TARAFLARIN İDDİA VE SAVUNMALARININ ÖZETİ Davacı vekili, dava dilekçesinde özetle; müvekkilinin … Tic. Ltd. Şti’nin Derince Şubesinde 1989-1994 yılları arasında halı dokuma işi yaptığını, bu çalışmalarına yönelik Kocaeli 1. İş Mahkemesinin 2021/106 Esas sayılı dosyası ile hizmet tespiti davası açtığını, ancak şirketin tasfiye edildiğinin yargılama sırasında öğrenildiğini, Kocaeli 1. İş Mahkemesinnin 13.07.2021 tarihli ara kararıyla şirketin ihyası için süre verildiğini, bu nedenle şirketin son tasfiye memuruna davanın yöneltildiğini ileri sürerek, hizmet tespit davasının sonuçlandırılması için İstanbul Ticaret Sicil Müdürlüğünün …-… sicil nosunda kayıtlı … Tic. Ltd. Şti’nin ihyasına, son tasfiye memuru …’un tasfiye memuru olarak atanmasına karar verilmesini talep ve dava etmiştir. Davalı İstanbul Ticaret Sicil Müdürlüğü vekili, savunmasında özetle; şirketin olağan tasfiye sonucu ticaret sicilden terkin edilmesi nedeniyle husumetin tasfiye memuruna yöneltilmesi gerektiği, müvekkilinin TTK’nın 32. ve Ticaret Sicil Yönetmeliğinin 34.maddesi hükümlerine göre işlem yapması nedeniyle sorumluluğunun bulunmadığını, savunarak, davanın reddini istemiştir. Davalı tasfiye memuru … vekili cevap dilekçesinde; şirketin terkininden yaklaşık 25 yıl sonra açılan davanın hak düşürücü süre yönünden reddi gerektiğini, şirketin sicil kaydının terkinine ilişkin işlemlerin ilgili mevzuata uygun yapıldığını, şirketin ihyasını gerektirir bir sebep bulunmadığını, tasfiye memurunun davanın açılmasına sebep olmadığını savunarak, davanın reddini istemiştir.
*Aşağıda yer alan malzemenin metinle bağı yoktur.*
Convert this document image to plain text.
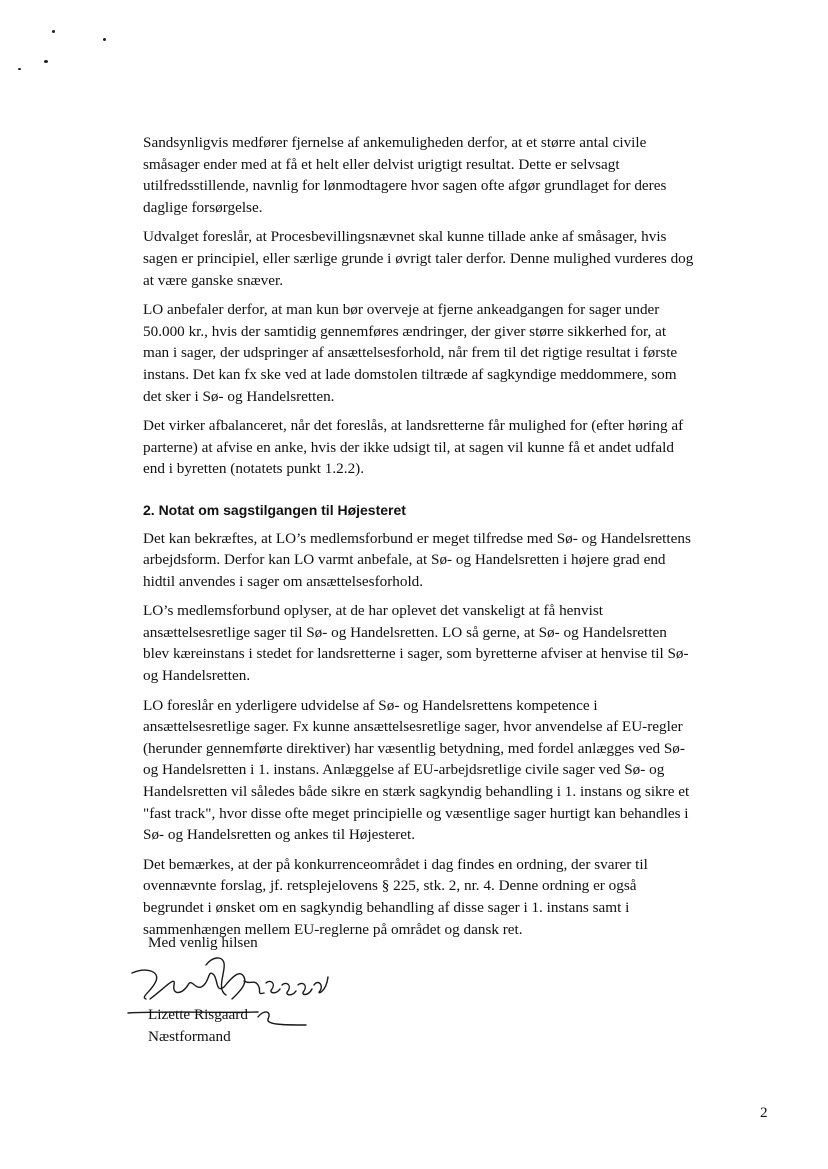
Sandsynligvis medfører fjernelse af ankemuligheden derfor, at et større antal civile småsager ender med at få et helt eller delvist urigtigt resultat. Dette er selvsagt utilfredsstillende, navnlig for lønmodtagere hvor sagen ofte afgør grundlaget for deres daglige forsørgelse.

Udvalget foreslår, at Procesbevillingsnævnet skal kunne tillade anke af småsager, hvis sagen er principiel, eller særlige grunde i øvrigt taler derfor. Denne mulighed vurderes dog at være ganske snæver.

LO anbefaler derfor, at man kun bør overveje at fjerne ankeadgangen for sager under 50.000 kr., hvis der samtidig gennemføres ændringer, der giver større sikkerhed for, at man i sager, der udspringer af ansættelsesforhold, når frem til det rigtige resultat i første instans. Det kan fx ske ved at lade domstolen tiltræde af sagkyndige meddommere, som det sker i Sø- og Handelsretten.

Det virker afbalanceret, når det foreslås, at landsretterne får mulighed for (efter høring af parterne) at afvise en anke, hvis der ikke udsigt til, at sagen vil kunne få et andet udfald end i byretten (notatets punkt 1.2.2).

2. Notat om sagstilgangen til Højesteret

Det kan bekræftes, at LO’s medlemsforbund er meget tilfredse med Sø- og Handelsrettens arbejdsform. Derfor kan LO varmt anbefale, at Sø- og Handelsretten i højere grad end hidtil anvendes i sager om ansættelsesforhold.

LO’s medlemsforbund oplyser, at de har oplevet det vanskeligt at få henvist ansættelsesretlige sager til Sø- og Handelsretten. LO så gerne, at Sø- og Handelsretten blev kæreinstans i stedet for landsretterne i sager, som byretterne afviser at henvise til Sø- og Handelsretten.

LO foreslår en yderligere udvidelse af Sø- og Handelsrettens kompetence i ansættelsesretlige sager. Fx kunne ansættelsesretlige sager, hvor anvendelse af EU-regler (herunder gennemførte direktiver) har væsentlig betydning, med fordel anlægges ved Sø- og Handelsretten i 1. instans. Anlæggelse af EU-arbejdsretlige civile sager ved Sø- og Handelsretten vil således både sikre en stærk sagkyndig behandling i 1. instans og sikre et "fast track", hvor disse ofte meget principielle og væsentlige sager hurtigt kan behandles i Sø- og Handelsretten og ankes til Højesteret.

Det bemærkes, at der på konkurrenceområdet i dag findes en ordning, der svarer til ovennævnte forslag, jf. retsplejelovens § 225, stk. 2, nr. 4. Denne ordning er også begrundet i ønsket om en sagkyndig behandling af disse sager i 1. instans samt i sammenhængen mellem EU-reglerne på området og dansk ret.

Med venlig hilsen
Lizette Risgaard
Næstformand
2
İLK DERECE MAHKEMESİ KARARININ ÖZETİ İlk Derece Mahkemesince yapılan yargılama sonucunda; “… İhyası istenen Tasfiye Halinde … Tic. Ltd. Şti’nin sicil kaydı alınıp incelendiğinde tasfiye sonucu kaydının kapandığı, tasfiye sonucu kaydının kapanması nedeniyle tasfiye memurunun davaya dahil edildiği görülmüştür. TTK 547. Maddesinde ‘Tasfiyenin kapanmasından sonra ek tasfiye işlemlerinin yapılmasının zorunlu olduğu anlaşılırsa, son tasfiye memurları, yönetim kurulu üyeleri, pay sahipleri veya alacaklılar, şirket merkezinin bulunduğu yerdeki asliye ticaret mahkemesinden, bu ek işlemler sonuçlandırılıncaya kadar, şirketin yeniden tescilini isteyebilirler. Mahkeme istemin yerinde olduğuna kanaat getirirse, şirketin ek tasfiye için yeniden tesciline karar verir ve bu işlemlerini yapmaları için son tasfiye memurlarını veya yeni bir veya birkaç kişiyi tasfiye memuru olarak atayarak tescil ve ilan ettirir.’ denilmektedir. TTK 547 maddesine göre davacınınTasfiye Halinde … Tic. Ltd. Şti’nin ihyasını istemekle haklı olup İstanbul Ticaret Sicil müdürlüğünde … sicil no ile kayıtlıTasfiye Halinde … Ltd. Şti’nin Kocaeli 1 İş Mahkemesinin 2021/106 esas sayılı dosyasında taraf teşkilinin sağlanması ve verilecek hükmün infazının temini işlemleri ile sınırlı olmak koşulu ile ihyasına, tasfiye memuru olarak son tasfiye memuru olan …’nun atanmasına ” gerekçesiyle davanın kabulü ile Kocaeli 1.İş Mahkemesinin 2021/106 Esas sayılı davasının sonuçlandırılması ile sınırlı olmak üzere şirketin ihyasına, davalı tasfiye memurunun ek tasfiye için görevlendirilmesine, karar verilmiştir. Bu karara karşı, davalı tasfiye memuru vekilince istinaf başvurusunda bulunulmuştur.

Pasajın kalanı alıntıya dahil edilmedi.